Vuosi Lukukausi Päivämäärä Periodi Kieli Vastuuhenkilö
2012 syksy 29.10-03.12. 2-2 Englanti Leena Salmela

Luennot

Aika Huone Luennoija Päivämäärä
Ma 12-14 B119 Leena Salmela 29.10.2012-03.12.2012

Registration for this course starts on Tuesday 9th of October at 9.00.

Yleistä

The course consists of a project completed as self study.

Download the assignments.

 

Kurssin suorittaminen

Schedule

  • Introductory session on Monday 29.10.2012 12-14
  • Guidance sessions on Mondays 12-14 in B230 (no preplanned program, you can come and ask questions)
  • Deadline for submitting the project Friday 30.11.2012

Course MySQL Server

  • host: users.cs.helsinki.fi
  • username: anonymous
  • no password
  • socket: /home/tkt_mbie/mysql/socket
  • database: homo_sapiens_core_59_37d
  • accepts only local connections, so client/scripts have to be run on this host
  • email the instructor if the server is not responding (it might die/get killed)
  • users.cs.helsinki.fi does not accept ssh connections originating from outside the university network so go through a server (e.g. melkinpaasi) if needed

Browsing the database with MySQL Client

Take an ssh connection to users.cs.helsinki.fi. The home directory you see here is separate from the CS home directory. Use scp to transfer files between users.cs.helsinki.fi and your CS home directory.

Start the MySQL client:

username@users:~$ mysql -u anonymous -S /home/tkt_mbie/mysql/socket homo_sapiens_core_59_37d

List database tables:

mysql> SHOW tables;

Take a look at the first 10 entries in the gene table:

mysql> SELECT * FROM gene LIMIT 10;

How many rows do we have in gene table:

mysql> SELECT COUNT(*) FROM gene;

That's a lot.
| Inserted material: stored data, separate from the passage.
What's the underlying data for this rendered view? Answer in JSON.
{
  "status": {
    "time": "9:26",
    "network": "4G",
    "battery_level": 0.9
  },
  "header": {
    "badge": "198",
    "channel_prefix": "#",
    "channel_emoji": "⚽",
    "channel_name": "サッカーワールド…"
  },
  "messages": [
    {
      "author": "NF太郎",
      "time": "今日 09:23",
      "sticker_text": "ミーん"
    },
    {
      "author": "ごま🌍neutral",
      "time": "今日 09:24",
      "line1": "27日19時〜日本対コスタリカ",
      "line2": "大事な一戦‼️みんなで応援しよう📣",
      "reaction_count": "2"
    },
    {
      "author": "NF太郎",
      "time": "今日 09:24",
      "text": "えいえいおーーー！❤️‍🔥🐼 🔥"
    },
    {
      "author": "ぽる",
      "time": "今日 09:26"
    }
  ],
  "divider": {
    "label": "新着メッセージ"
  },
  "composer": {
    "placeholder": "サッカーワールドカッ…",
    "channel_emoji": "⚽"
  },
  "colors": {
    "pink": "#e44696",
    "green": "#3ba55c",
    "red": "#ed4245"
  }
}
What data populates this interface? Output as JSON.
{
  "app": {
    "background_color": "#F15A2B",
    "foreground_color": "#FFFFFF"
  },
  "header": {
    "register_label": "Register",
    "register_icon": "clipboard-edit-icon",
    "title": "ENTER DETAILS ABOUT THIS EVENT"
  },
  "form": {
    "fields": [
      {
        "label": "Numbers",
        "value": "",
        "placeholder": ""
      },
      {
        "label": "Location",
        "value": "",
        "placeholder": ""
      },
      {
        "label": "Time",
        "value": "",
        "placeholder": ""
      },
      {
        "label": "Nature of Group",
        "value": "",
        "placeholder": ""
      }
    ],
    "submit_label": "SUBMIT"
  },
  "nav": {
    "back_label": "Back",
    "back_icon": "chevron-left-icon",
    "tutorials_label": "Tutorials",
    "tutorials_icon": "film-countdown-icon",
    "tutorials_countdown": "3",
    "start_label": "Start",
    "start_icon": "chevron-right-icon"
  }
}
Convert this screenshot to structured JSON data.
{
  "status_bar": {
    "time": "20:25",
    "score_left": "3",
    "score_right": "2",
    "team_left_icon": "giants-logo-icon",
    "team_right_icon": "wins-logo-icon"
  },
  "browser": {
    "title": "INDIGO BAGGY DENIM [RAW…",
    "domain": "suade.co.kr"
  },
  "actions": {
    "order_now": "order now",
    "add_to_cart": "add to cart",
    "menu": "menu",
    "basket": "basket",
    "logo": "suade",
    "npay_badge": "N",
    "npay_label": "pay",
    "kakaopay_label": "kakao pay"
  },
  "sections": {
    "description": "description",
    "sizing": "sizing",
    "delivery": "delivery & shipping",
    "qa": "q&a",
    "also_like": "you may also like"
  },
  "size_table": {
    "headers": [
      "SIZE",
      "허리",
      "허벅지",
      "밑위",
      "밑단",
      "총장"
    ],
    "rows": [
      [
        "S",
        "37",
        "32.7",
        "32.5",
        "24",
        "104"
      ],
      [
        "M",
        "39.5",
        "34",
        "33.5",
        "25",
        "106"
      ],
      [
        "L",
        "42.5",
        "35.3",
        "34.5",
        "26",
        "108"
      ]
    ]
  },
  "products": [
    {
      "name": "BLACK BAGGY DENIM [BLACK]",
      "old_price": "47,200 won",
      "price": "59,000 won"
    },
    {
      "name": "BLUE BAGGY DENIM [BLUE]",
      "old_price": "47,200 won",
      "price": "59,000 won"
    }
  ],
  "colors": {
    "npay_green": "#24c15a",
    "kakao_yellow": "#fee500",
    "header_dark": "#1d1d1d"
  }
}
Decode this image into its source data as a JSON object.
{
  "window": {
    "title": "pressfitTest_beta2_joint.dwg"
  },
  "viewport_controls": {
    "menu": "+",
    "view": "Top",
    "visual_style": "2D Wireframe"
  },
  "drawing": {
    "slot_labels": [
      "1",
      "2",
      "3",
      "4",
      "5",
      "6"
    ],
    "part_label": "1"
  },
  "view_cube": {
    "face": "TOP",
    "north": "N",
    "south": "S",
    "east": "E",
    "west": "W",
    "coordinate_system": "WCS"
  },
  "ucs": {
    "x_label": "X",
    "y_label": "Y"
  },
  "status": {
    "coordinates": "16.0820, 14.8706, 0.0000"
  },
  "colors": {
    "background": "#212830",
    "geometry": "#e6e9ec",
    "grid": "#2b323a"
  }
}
Let's take a look at the distinct biotypes available:

mysql> SELECT DISTINCT biotype FROM gene;

Let's take a look at only tRNAs encoded in the mitochondrial genome (Mt_tRNA):

mysql> SELECT gene_id, biotype FROM gene WHERE biotype='Mt_tRNA';

Get the display names of the tRNAs:

mysql> SELECT display_label FROM gene JOIN xref ON display_xref_id=xref_id WHERE biotype='Mt_tRNA';

Quit the client:

mysql> exit;

Running the example python scripts

Study the SQL and Ensembl biodatabase lectures by Ilari Scheinin at http://www.cs.helsinki.fi/u/ischeini/eob/ . Copy the example python programs to users.cs.helsinki.fi and run them there.

Start working on the project

Download the assignments.

Submitting project

Submit your project at latest on Friday 30.11.2012 to Leena Salmela by email.